Responding to Christian about why there was not really a "sacrifice" , nor a debt owed, nor a debt paid.
@paladinselfdefense re " Most Christians believe that God intentionally limits His power often - especially in the case of the incarnated Christ."
-- Of course. They simply must take that position; once they realize that's the only way to explain certain problems. But nothing anyone can propose about this topic ... un-does nor renders-moot the fact that if Any-Entity pays themselves a debt someone owes them, it's the same as nobody paying the debt. And if Any-Entity didn't really even stop-having anything, then no "sacrifice" transpired. In the context of Trinitarian dogma, the whole thing was Puppet Theater; literally. A "God" with Multiple Personalities. Dom Personality sends his Son personality to puppet a Kosher Jewish Meat Puppet for about 30 mostly-wasted years. And then the Sub spends a fairly short amount of time sowing confusion and division among mortal men. And then the Sub (under orders from the Dom) provokes local mobs into "killing" the non-sentient meat-puppet. Sub-personality then spends a couple of days (less than three) not-animating that puppet. Next, Sub sneaks back into a cave to pick it back up, and then calls that a "death and resurrection". He made sure nobody saw that body resurrect. Even though he wanted everyone to believe it happened.
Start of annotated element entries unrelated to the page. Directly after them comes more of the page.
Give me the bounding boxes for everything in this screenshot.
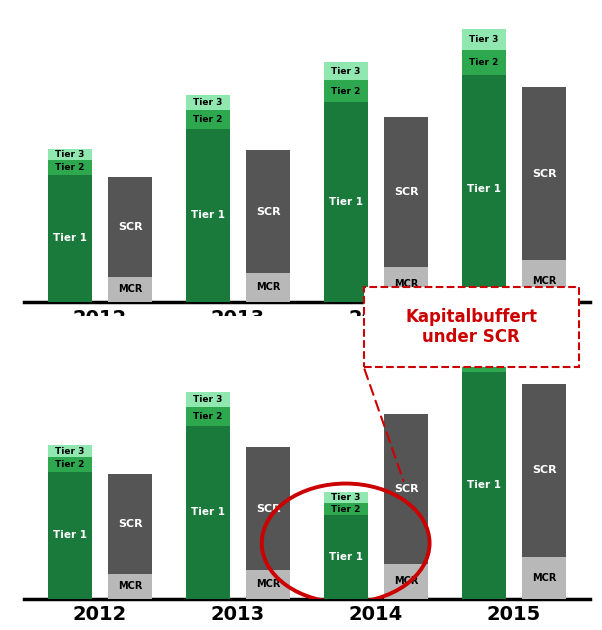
Bar: [185, 129, 230, 302]
Text: Tier 2: Tier 2: [331, 505, 361, 513]
Bar: [523, 384, 566, 557]
Text: MCR: MCR: [532, 276, 557, 286]
Bar: [185, 425, 230, 598]
Bar: [246, 447, 290, 570]
Text: Tier 3: Tier 3: [193, 98, 222, 107]
Bar: [246, 273, 290, 302]
Bar: [185, 407, 230, 425]
Text: SCR: SCR: [118, 222, 143, 232]
Text: SCR: SCR: [532, 466, 557, 476]
Bar: [384, 564, 429, 598]
Bar: [185, 392, 230, 407]
Bar: [246, 151, 290, 273]
Bar: [324, 102, 368, 302]
Text: Tier 3: Tier 3: [469, 35, 498, 44]
Bar: [185, 110, 230, 129]
Bar: [324, 81, 368, 102]
Text: Tier 3: Tier 3: [55, 150, 84, 159]
Text: Tier 2: Tier 2: [331, 87, 361, 96]
Bar: [462, 50, 506, 76]
Text: SCR: SCR: [394, 187, 419, 197]
Text: Tier 1: Tier 1: [467, 481, 501, 490]
Text: Tier 1: Tier 1: [191, 507, 225, 517]
Text: MCR: MCR: [256, 580, 281, 589]
Text: SCR: SCR: [256, 504, 281, 513]
Bar: [108, 573, 152, 598]
Bar: [324, 503, 368, 515]
Text: Tier 2: Tier 2: [193, 412, 222, 421]
Text: MCR: MCR: [394, 576, 418, 586]
Text: Kapitalbuffert
under SCR: Kapitalbuffert under SCR: [405, 307, 537, 347]
Text: MCR: MCR: [256, 282, 281, 292]
Text: Tier 1: Tier 1: [52, 234, 87, 243]
Text: SCR: SCR: [118, 518, 143, 529]
Text: MCR: MCR: [118, 581, 143, 591]
Text: Tier 3: Tier 3: [331, 493, 361, 502]
Bar: [48, 457, 92, 472]
Bar: [48, 149, 92, 160]
Text: Tier 1: Tier 1: [52, 530, 87, 541]
Bar: [462, 372, 506, 598]
Bar: [384, 414, 429, 564]
Text: Tier 1: Tier 1: [329, 197, 362, 207]
Text: Tier 2: Tier 2: [469, 355, 498, 364]
Bar: [108, 474, 152, 573]
Bar: [108, 277, 152, 302]
Bar: [384, 117, 429, 266]
Bar: [462, 326, 506, 347]
Text: Tier 2: Tier 2: [55, 163, 84, 172]
Bar: [462, 347, 506, 372]
Text: Tier 1: Tier 1: [467, 183, 501, 193]
Bar: [324, 515, 368, 598]
Text: SCR: SCR: [256, 207, 281, 217]
Bar: [523, 260, 566, 302]
Text: MCR: MCR: [118, 284, 143, 294]
Text: Tier 2: Tier 2: [469, 59, 498, 67]
Bar: [523, 557, 566, 598]
Text: SCR: SCR: [532, 169, 557, 178]
Text: Tier 3: Tier 3: [193, 395, 222, 404]
Bar: [324, 492, 368, 503]
Bar: [384, 266, 429, 302]
Text: SCR: SCR: [394, 484, 419, 494]
Text: Tier 3: Tier 3: [55, 447, 84, 456]
Bar: [462, 76, 506, 302]
Text: MCR: MCR: [394, 279, 418, 289]
FancyBboxPatch shape: [364, 287, 579, 367]
Bar: [48, 160, 92, 175]
Bar: [246, 570, 290, 598]
Text: Tier 1: Tier 1: [191, 210, 225, 220]
Bar: [48, 445, 92, 457]
Bar: [324, 62, 368, 81]
Text: Tier 2: Tier 2: [193, 115, 222, 124]
Bar: [48, 175, 92, 302]
Bar: [185, 95, 230, 110]
Bar: [462, 29, 506, 50]
Bar: [48, 472, 92, 598]
Text: Tier 3: Tier 3: [469, 332, 498, 341]
Bar: [523, 87, 566, 260]
Bar: [108, 177, 152, 277]
Text: MCR: MCR: [532, 573, 557, 583]
Text: Tier 2: Tier 2: [55, 460, 84, 469]
Text: Tier 3: Tier 3: [331, 67, 361, 76]
Text: Tier 1: Tier 1: [329, 552, 362, 562]
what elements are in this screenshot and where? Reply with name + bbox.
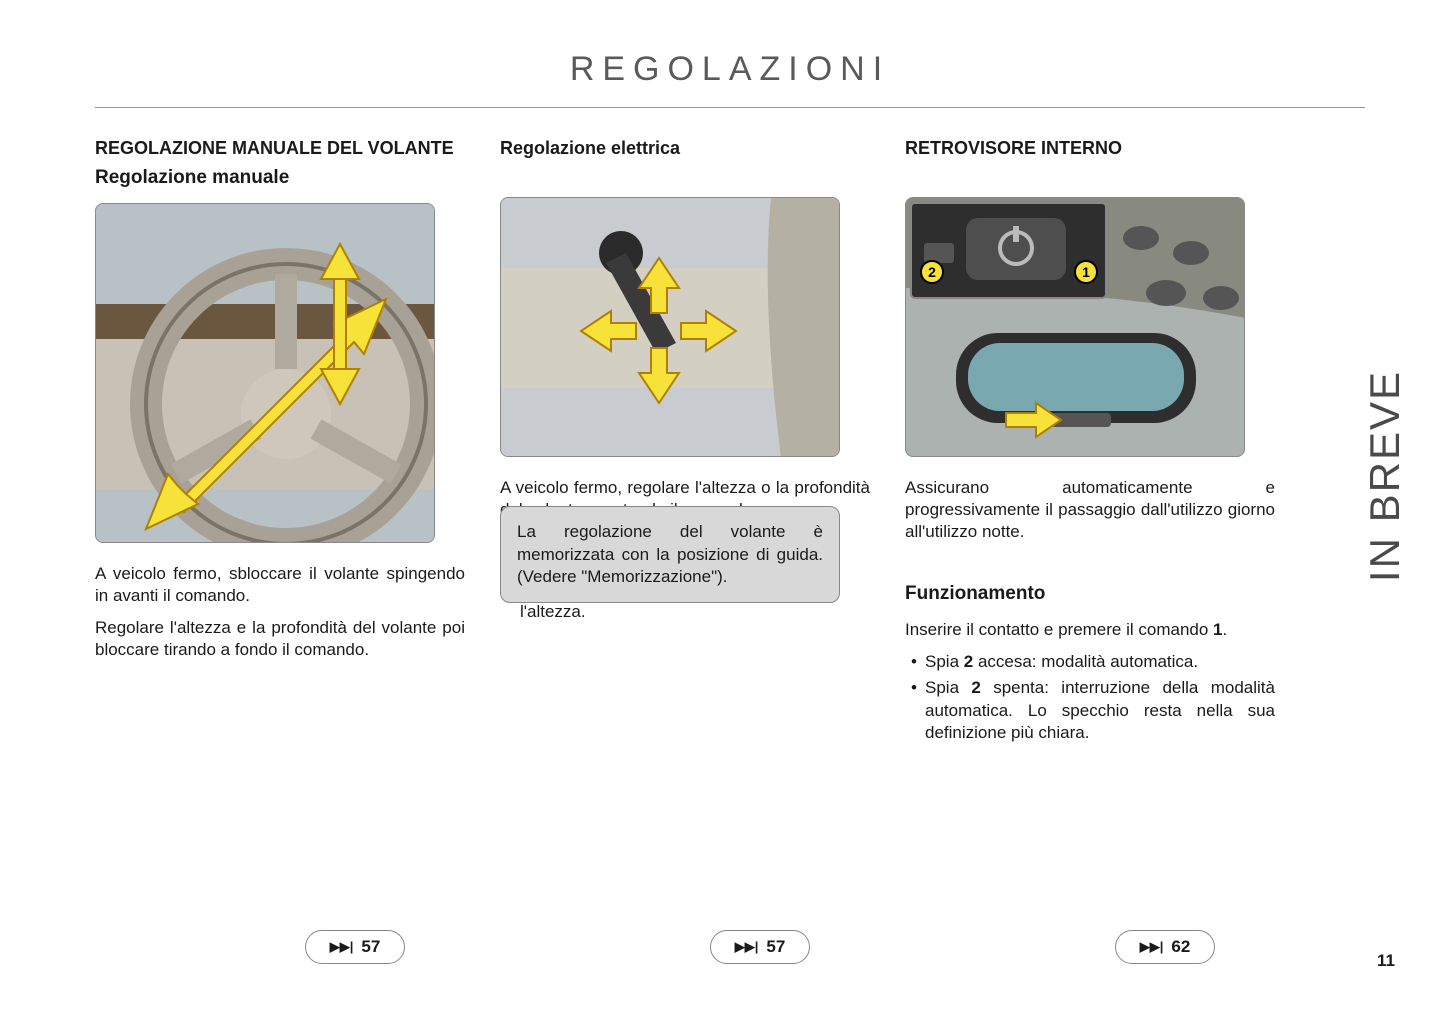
b2-pre: Spia (925, 678, 971, 697)
col3-bullet-2: Spia 2 spenta: interruzione della modali… (925, 677, 1275, 743)
page-ref-1-num: 57 (361, 937, 380, 957)
page-number: 11 (1377, 951, 1395, 971)
b1-pre: Spia (925, 652, 964, 671)
col3-subheading2: Funzionamento (905, 583, 1275, 605)
col1-heading: REGOLAZIONE MANUALE DEL VOLANTE (95, 138, 465, 159)
column-2: Regolazione elettrica A veicolo fermo, r… (500, 138, 870, 748)
b1-bold: 2 (964, 652, 973, 671)
page-ref-3-num: 62 (1171, 937, 1190, 957)
divider (95, 107, 1365, 108)
side-tab: IN BREVE (1361, 370, 1409, 582)
col1-para2: Regolare l'altezza e la profondità del v… (95, 617, 465, 661)
page-ref-3: ▶▶| 62 (1115, 930, 1215, 964)
col3-para1: Assicurano automaticamente e progressiva… (905, 477, 1275, 543)
content-columns: REGOLAZIONE MANUALE DEL VOLANTE Regolazi… (95, 138, 1365, 748)
column-1: REGOLAZIONE MANUALE DEL VOLANTE Regolazi… (95, 138, 465, 748)
col2-note-box: La regolazione del volante è memorizzata… (500, 506, 840, 602)
forward-icon: ▶▶| (330, 939, 354, 955)
steering-wheel-electric-illustration (500, 197, 840, 457)
col3-heading: RETROVISORE INTERNO (905, 138, 1275, 159)
b2-bold: 2 (971, 678, 980, 697)
col3-para2: Inserire il contatto e premere il comand… (905, 619, 1275, 641)
page-ref-2-num: 57 (766, 937, 785, 957)
page-ref-2: ▶▶| 57 (710, 930, 810, 964)
b1-post: accesa: modalità automatica. (973, 652, 1198, 671)
col3-para2-pre: Inserire il contatto e premere il comand… (905, 620, 1213, 639)
page-title: REGOLAZIONI (95, 50, 1365, 89)
page-ref-1: ▶▶| 57 (305, 930, 405, 964)
col1-subheading: Regolazione manuale (95, 167, 465, 189)
forward-icon: ▶▶| (1140, 939, 1164, 955)
col3-bullets: Spia 2 accesa: modalità automatica. Spia… (905, 651, 1275, 747)
marker-1: 1 (1074, 260, 1098, 284)
column-3: RETROVISORE INTERNO (905, 138, 1275, 748)
col2-heading: Regolazione elettrica (500, 138, 870, 159)
steering-wheel-manual-illustration (95, 203, 435, 543)
col3-bullet-1: Spia 2 accesa: modalità automatica. (925, 651, 1275, 673)
forward-icon: ▶▶| (735, 939, 759, 955)
col3-para2-bold: 1 (1213, 620, 1222, 639)
col3-para2-post: . (1223, 620, 1228, 639)
marker-2: 2 (920, 260, 944, 284)
rearview-mirror-illustration: 1 2 (905, 197, 1245, 457)
col1-para1: A veicolo fermo, sbloccare il volante sp… (95, 563, 465, 607)
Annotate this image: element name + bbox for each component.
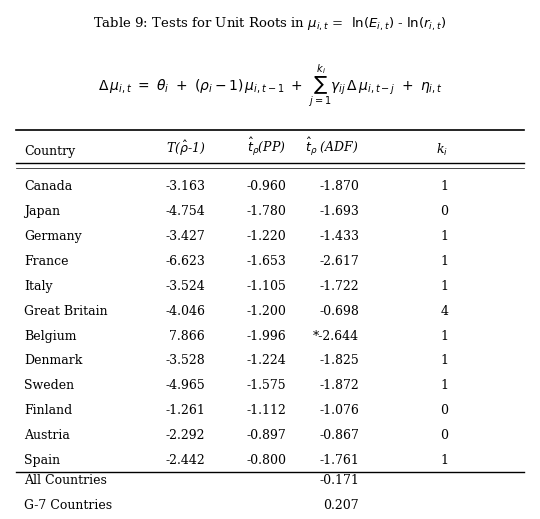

So then he hangs out for a while, does some magic tricks, and then floats his puppet into the sky. -All so that a Father-deity can "forgive" lucky-winners of the "guess the real dogma" (or else burn forever) contest; a game every human is forced to play, despite the fact that none of us ever signed up for this. And "forgive" those people for what? For the crime of being CREATED imperfect. So then the Creator-Deity is blaming humans for the Creator-Deity's own choices. As a result, he needs a convoluted and completely nonsensical way to render himself capable of forgiving his victims.